Eine Begegnung in Ramallah: Wären wir nicht die, die wir sind

Ein Ausflug zu einem palästinensischen Freund in Ramallah. Heißt: Essen, Trinken – und ein verstörendes Gespräch über den Holocaust.

Straßenszene in Ramallah

Der Holocaust wird in palästinensischen Schulen kaum erwähnt: Straßenszene in Ramallah Foto: Gianluca Cecere/laif

JERUSALEM/RAMALLAH taz | Auf dem Weg zum Busbahnhof in Ostjerusalem, dem palästinensischen Teil der Stadt, verändern sich die Gerüche.

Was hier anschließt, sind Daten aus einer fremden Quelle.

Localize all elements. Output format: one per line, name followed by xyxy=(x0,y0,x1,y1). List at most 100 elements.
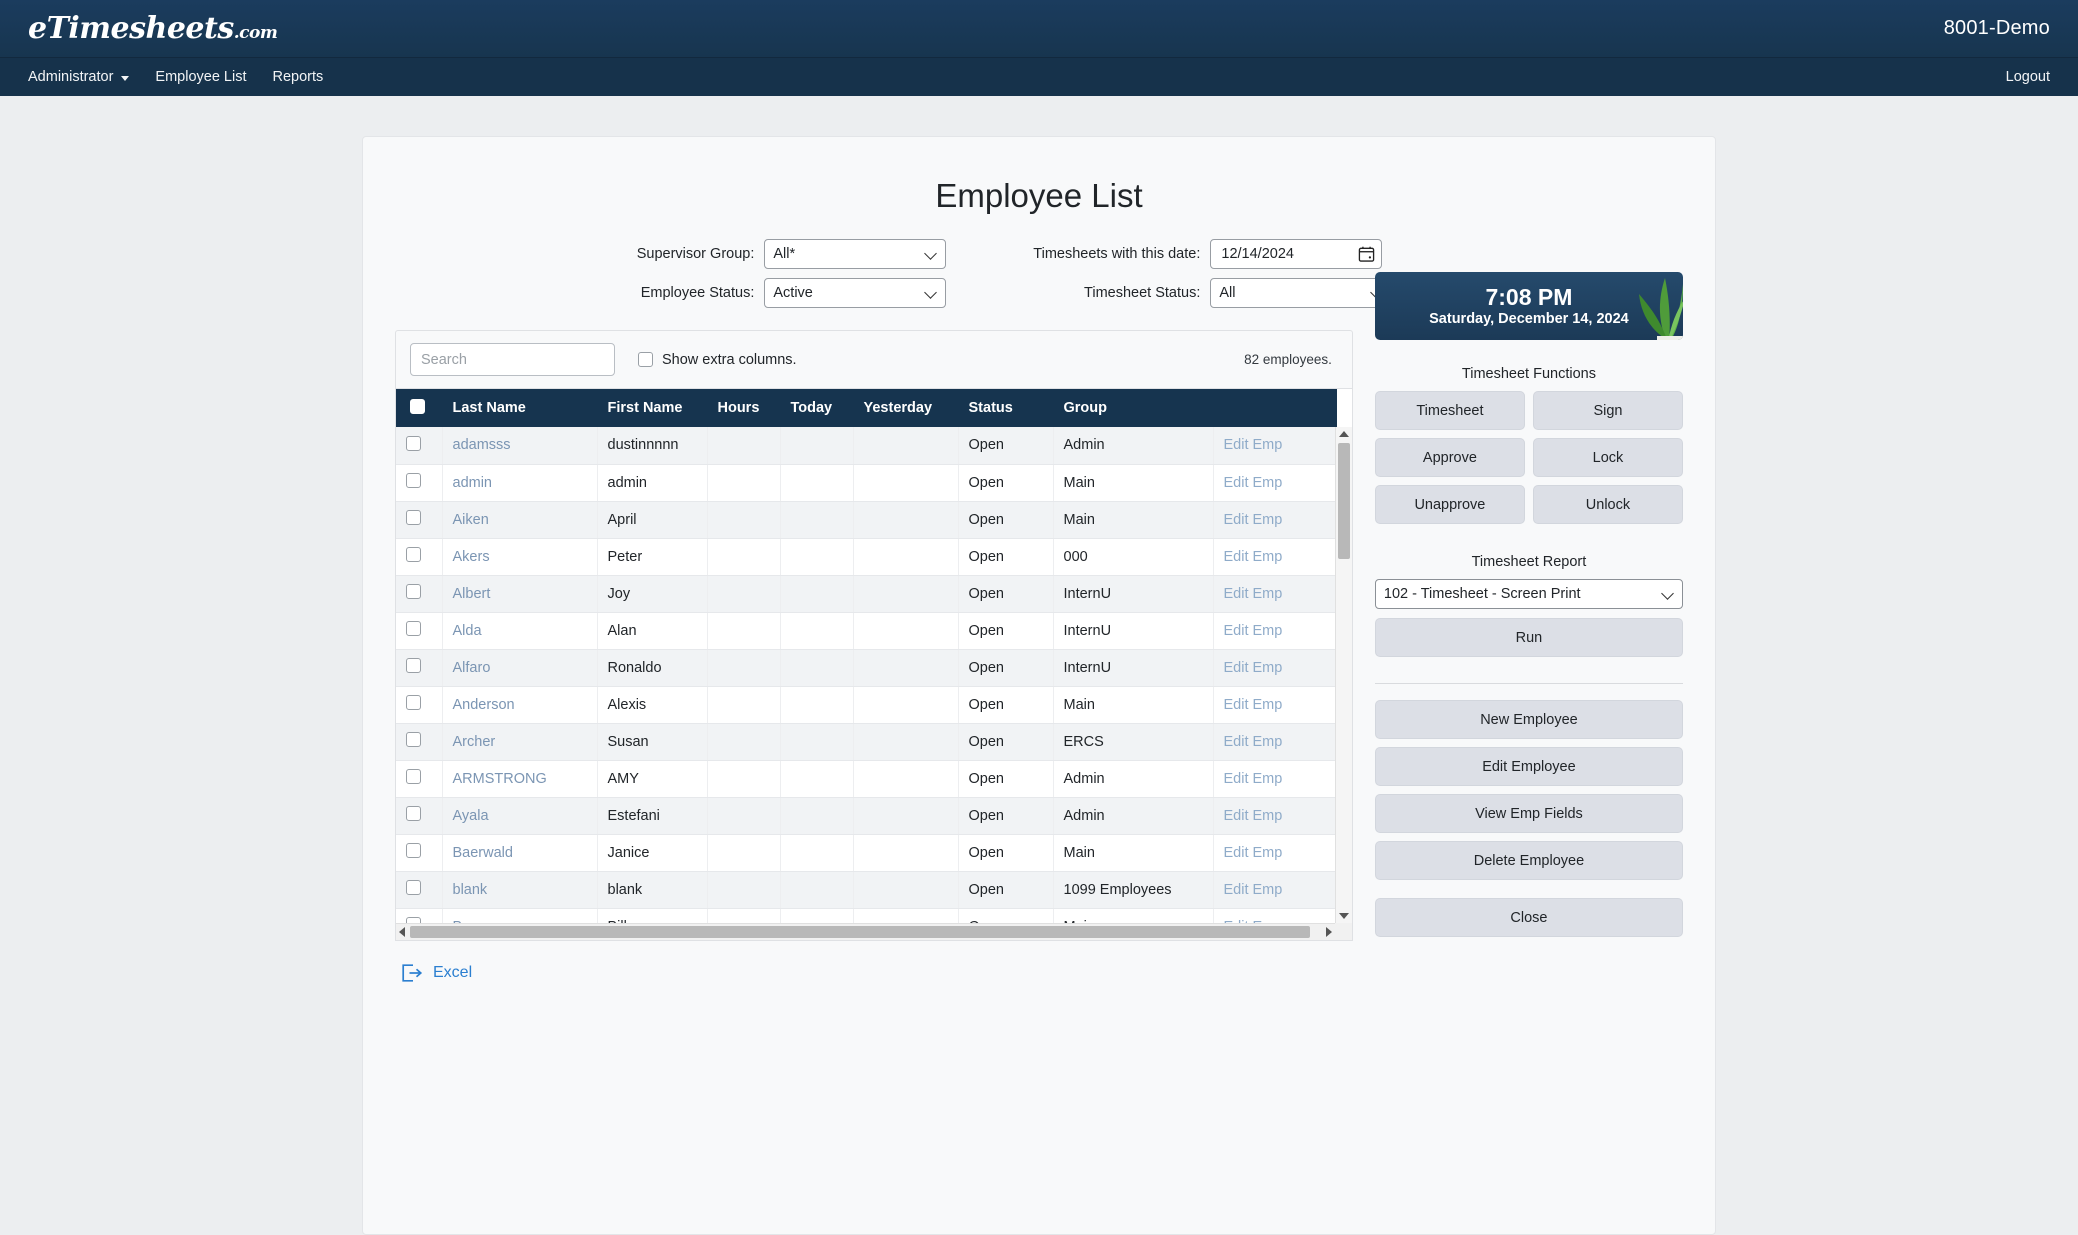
edit-employee-button[interactable]: Edit Employee xyxy=(1374,747,1683,786)
cell-edit-emp[interactable]: Edit Emp xyxy=(1213,427,1337,465)
cell-edit-emp-text[interactable]: Edit Emp xyxy=(1224,512,1283,528)
cell-last-name[interactable]: adamsss xyxy=(442,427,598,465)
column-header-last-name[interactable]: Last Name xyxy=(442,389,598,427)
cell-edit-emp-text[interactable]: Edit Emp xyxy=(1224,882,1283,898)
supervisor-group-select[interactable]: All* xyxy=(764,239,947,269)
cell-edit-emp[interactable]: Edit Emp xyxy=(1213,464,1337,502)
cell-last-name-text[interactable]: blank xyxy=(453,882,488,898)
cell-last-name-text[interactable]: Alfaro xyxy=(453,660,491,676)
row-select-cell[interactable] xyxy=(396,871,443,909)
column-header-status[interactable]: Status xyxy=(958,389,1054,427)
cell-last-name-text[interactable]: Albert xyxy=(453,586,491,602)
table-row[interactable]: Alda Alan Open InternU Edit Emp xyxy=(396,612,1337,650)
table-row[interactable]: Archer Susan Open ERCS Edit Emp xyxy=(396,723,1337,761)
cell-last-name[interactable]: Ayala xyxy=(442,797,598,835)
cell-edit-emp-text[interactable]: Edit Emp xyxy=(1224,623,1283,639)
row-checkbox[interactable] xyxy=(406,695,421,710)
delete-employee-button[interactable]: Delete Employee xyxy=(1374,841,1683,880)
cell-edit-emp-text[interactable]: Edit Emp xyxy=(1224,475,1283,491)
cell-edit-emp-text[interactable]: Edit Emp xyxy=(1224,697,1283,713)
table-row[interactable]: Albert Joy Open InternU Edit Emp xyxy=(396,575,1337,613)
cell-last-name[interactable]: Aiken xyxy=(442,501,598,539)
show-extra-columns-checkbox[interactable] xyxy=(638,352,653,367)
column-header-today[interactable]: Today xyxy=(780,389,854,427)
table-horizontal-scrollbar[interactable] xyxy=(396,923,1335,940)
table-row[interactable]: Anderson Alexis Open Main Edit Emp xyxy=(396,686,1337,724)
cell-edit-emp[interactable]: Edit Emp xyxy=(1213,834,1337,872)
row-select-cell[interactable] xyxy=(396,723,443,761)
excel-export-label[interactable]: Excel xyxy=(433,964,472,982)
cell-last-name[interactable]: Alda xyxy=(442,612,598,650)
view-emp-fields-button[interactable]: View Emp Fields xyxy=(1374,794,1683,833)
table-row[interactable]: Akers Peter Open 000 Edit Emp xyxy=(396,538,1337,576)
row-checkbox[interactable] xyxy=(406,510,421,525)
cell-last-name-text[interactable]: Archer xyxy=(453,734,496,750)
table-row[interactable]: adamsss dustinnnnn Open Admin Edit Emp xyxy=(396,427,1337,465)
table-row[interactable]: Baerwald Janice Open Main Edit Emp xyxy=(396,834,1337,872)
cell-last-name[interactable]: admin xyxy=(442,464,598,502)
row-checkbox[interactable] xyxy=(406,547,421,562)
row-checkbox[interactable] xyxy=(406,880,421,895)
table-row[interactable]: admin admin Open Main Edit Emp xyxy=(396,464,1337,502)
cell-edit-emp[interactable]: Edit Emp xyxy=(1213,871,1337,909)
nav-item-reports[interactable]: Reports xyxy=(273,69,324,85)
cell-last-name[interactable]: blank xyxy=(442,871,598,909)
employee-status-select[interactable]: Active xyxy=(764,278,947,308)
table-row[interactable]: Alfaro Ronaldo Open InternU Edit Emp xyxy=(396,649,1337,687)
export-icon[interactable] xyxy=(401,963,423,983)
cell-last-name-text[interactable]: admin xyxy=(453,475,493,491)
timesheet-report-select[interactable]: 102 - Timesheet - Screen Print xyxy=(1374,579,1683,609)
excel-export-row[interactable]: Excel xyxy=(395,963,1353,983)
cell-edit-emp-text[interactable]: Edit Emp xyxy=(1224,808,1283,824)
row-checkbox[interactable] xyxy=(406,621,421,636)
nav-item-administrator[interactable]: Administrator xyxy=(28,69,130,85)
cell-edit-emp[interactable]: Edit Emp xyxy=(1213,649,1337,687)
vertical-scroll-thumb[interactable] xyxy=(1337,443,1350,559)
cell-edit-emp[interactable]: Edit Emp xyxy=(1213,501,1337,539)
row-select-cell[interactable] xyxy=(396,760,443,798)
row-select-cell[interactable] xyxy=(396,649,443,687)
app-logo[interactable]: eTimesheets.com xyxy=(28,11,278,46)
cell-last-name-text[interactable]: Akers xyxy=(453,549,490,565)
horizontal-scroll-thumb[interactable] xyxy=(410,926,1310,938)
cell-last-name[interactable]: Akers xyxy=(442,538,598,576)
row-select-cell[interactable] xyxy=(396,427,443,465)
column-header-yesterday[interactable]: Yesterday xyxy=(853,389,959,427)
row-select-cell[interactable] xyxy=(396,686,443,724)
row-checkbox[interactable] xyxy=(406,435,421,451)
cell-last-name-text[interactable]: Ayala xyxy=(453,808,489,824)
row-select-cell[interactable] xyxy=(396,834,443,872)
row-checkbox[interactable] xyxy=(406,732,421,747)
cell-last-name-text[interactable]: Baerwald xyxy=(453,845,513,861)
lock-button[interactable]: Lock xyxy=(1532,438,1683,477)
cell-edit-emp[interactable]: Edit Emp xyxy=(1213,612,1337,650)
cell-last-name[interactable]: Baerwald xyxy=(442,834,598,872)
approve-button[interactable]: Approve xyxy=(1374,438,1525,477)
cell-edit-emp-text[interactable]: Edit Emp xyxy=(1224,771,1283,787)
sign-button[interactable]: Sign xyxy=(1532,391,1683,430)
cell-edit-emp[interactable]: Edit Emp xyxy=(1213,760,1337,798)
close-button[interactable]: Close xyxy=(1374,898,1683,937)
row-checkbox[interactable] xyxy=(406,584,421,599)
cell-last-name[interactable]: ARMSTRONG xyxy=(442,760,598,798)
unapprove-button[interactable]: Unapprove xyxy=(1374,485,1525,524)
cell-edit-emp[interactable]: Edit Emp xyxy=(1213,686,1337,724)
select-all-header[interactable] xyxy=(396,389,443,427)
search-input[interactable] xyxy=(410,343,615,376)
timesheets-date-input[interactable] xyxy=(1219,245,1340,263)
row-select-cell[interactable] xyxy=(396,501,443,539)
table-row[interactable]: Ayala Estefani Open Admin Edit Emp xyxy=(396,797,1337,835)
table-row[interactable]: blank blank Open 1099 Employees Edit Emp xyxy=(396,871,1337,909)
cell-edit-emp[interactable]: Edit Emp xyxy=(1213,723,1337,761)
row-select-cell[interactable] xyxy=(396,575,443,613)
calendar-icon[interactable] xyxy=(1358,245,1375,263)
timesheet-status-select[interactable]: All xyxy=(1210,278,1393,308)
cell-edit-emp[interactable]: Edit Emp xyxy=(1213,538,1337,576)
cell-last-name-text[interactable]: ARMSTRONG xyxy=(453,771,547,787)
row-checkbox[interactable] xyxy=(406,806,421,821)
cell-edit-emp-text[interactable]: Edit Emp xyxy=(1224,845,1283,861)
cell-edit-emp-text[interactable]: Edit Emp xyxy=(1224,549,1283,565)
cell-edit-emp[interactable]: Edit Emp xyxy=(1213,797,1337,835)
cell-last-name-text[interactable]: Aiken xyxy=(453,512,489,528)
row-checkbox[interactable] xyxy=(406,769,421,784)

Zur altbekannten Mischung von eingestandenem Urin, Schweiß und Müll gesellen sich frisch gemahlener Kaffee und Grillfleisch. Wenige Minuten nachdem wir die Stadt verlassen haben, sehen wir durch die Fensterscheiben im Bus ein rotes Schild. „Diese Straße führt in die Zone A der Palästinensischen Autonomiebehörde. Das Betreten ist israelischen Staatsbürgern untersagt, gefährlich und gegen das Gesetz“, warnt es uns auf Hebräisch, Arabisch und Englisch.

Seit den Gewaltausbrüchen und Anschlägen der zweiten Intifada, dem Volksaufstand der Palästinenser:innen, der im Jahr 2000 begann und fünf Jahre lang andauerte, dürfen Israelis palästinensische Städte aus Sicherheitsgründen nicht mehr betreten. Mein ebenfalls israelischer Begleiter und ich wollen trotzdem nach Ramallah und nehmen die Gefahr in Kauf, dafür von der israelischen Armee einen Strafzettel über mehrere hundert Euro zu kassieren – kontrolliert wird schließlich am Checkpoint auf dem Rückweg, wir schaffen es aber, uns herauszureden. Für die kurze Strecke von 20 Kilometern nach Ramallah brauchen wir beinahe zwei Stunden. Enge Straßen, die Sperranlage aus Beton, Checkpoints und kilometerlange Staus machen den Verkehr in Palästina zur Strapaze.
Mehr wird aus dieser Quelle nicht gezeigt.